About HBPS
SciDAC-4 Center for High-Fidelity Boundary Simulation (HBPS)
Our goal is to develop advanced simulation software, utilizing extreme parallelism and based upon a first-principles kinetic approach, to address the challenges associated with understanding the edge region of magnetically confined plasmas. This work is relevant to existing magnetic fusion experiments and essential for next-generation burning plasma experiments such as ITER. The success of ITER is critically dependent upon sustained high confinement (H-mode) operation, which requires an edge pedestal of sufficient height for good core plasma confinement without producing deleterious large-scale, edge-localized instabilities.
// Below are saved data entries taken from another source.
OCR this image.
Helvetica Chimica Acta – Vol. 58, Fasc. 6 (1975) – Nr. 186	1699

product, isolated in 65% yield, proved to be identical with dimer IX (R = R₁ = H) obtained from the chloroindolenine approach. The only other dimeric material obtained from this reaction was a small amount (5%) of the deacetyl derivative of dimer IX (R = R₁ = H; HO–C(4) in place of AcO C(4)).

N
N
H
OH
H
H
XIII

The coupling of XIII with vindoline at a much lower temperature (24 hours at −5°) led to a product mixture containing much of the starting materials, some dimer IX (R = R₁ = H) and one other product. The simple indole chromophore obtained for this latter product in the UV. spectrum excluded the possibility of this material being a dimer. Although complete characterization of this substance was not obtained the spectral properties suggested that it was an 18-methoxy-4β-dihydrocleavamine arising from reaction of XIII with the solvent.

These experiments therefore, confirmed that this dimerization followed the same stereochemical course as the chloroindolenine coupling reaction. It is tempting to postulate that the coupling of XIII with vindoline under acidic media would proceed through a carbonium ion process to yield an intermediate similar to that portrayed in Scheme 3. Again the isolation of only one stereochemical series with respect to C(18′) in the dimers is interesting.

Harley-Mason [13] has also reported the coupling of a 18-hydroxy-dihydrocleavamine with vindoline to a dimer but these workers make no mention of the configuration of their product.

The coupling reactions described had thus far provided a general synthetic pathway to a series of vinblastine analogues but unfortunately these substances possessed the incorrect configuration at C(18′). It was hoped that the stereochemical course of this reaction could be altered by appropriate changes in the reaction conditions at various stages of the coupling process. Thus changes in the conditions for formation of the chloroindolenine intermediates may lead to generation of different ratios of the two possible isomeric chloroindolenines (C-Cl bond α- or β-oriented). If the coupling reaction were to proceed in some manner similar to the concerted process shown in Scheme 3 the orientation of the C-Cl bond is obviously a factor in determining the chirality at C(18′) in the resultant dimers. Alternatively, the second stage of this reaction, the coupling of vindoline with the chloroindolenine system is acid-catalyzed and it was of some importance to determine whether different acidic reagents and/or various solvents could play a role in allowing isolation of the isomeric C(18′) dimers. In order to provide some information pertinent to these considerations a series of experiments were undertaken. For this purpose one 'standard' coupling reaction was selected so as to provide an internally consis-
The plasma edge presents a set of multi-physics, multi-scale problems involving a separatrix and complex 3D magnetic geometry. Perhaps the greatest computational challenge is the lack of scale separation – temporal scales for drift waves, Alfvén waves, and ELM dynamics, for example, have strong overlap. Similar overlap occurs in the spatial scales for the ion poloidal gyro-radius, drift wave, and plasma pedestal width. Microturbulence and large-scale neoclassical dynamics self-organize together nonlinearly. The traditional approach of separating fusion problems into weakly interacting spatial or temporal domains clearly breaks down in the edge. A full kinetic model (total-f non-perturbative model) must be applied to understand and predict the edge physics including non-equilibrium thermodynamic issues arising from the magnetic topology (e.g., the open field lines producing a spatially sensitive velocity hole), plasma wall interactions, neutral and atomic physics.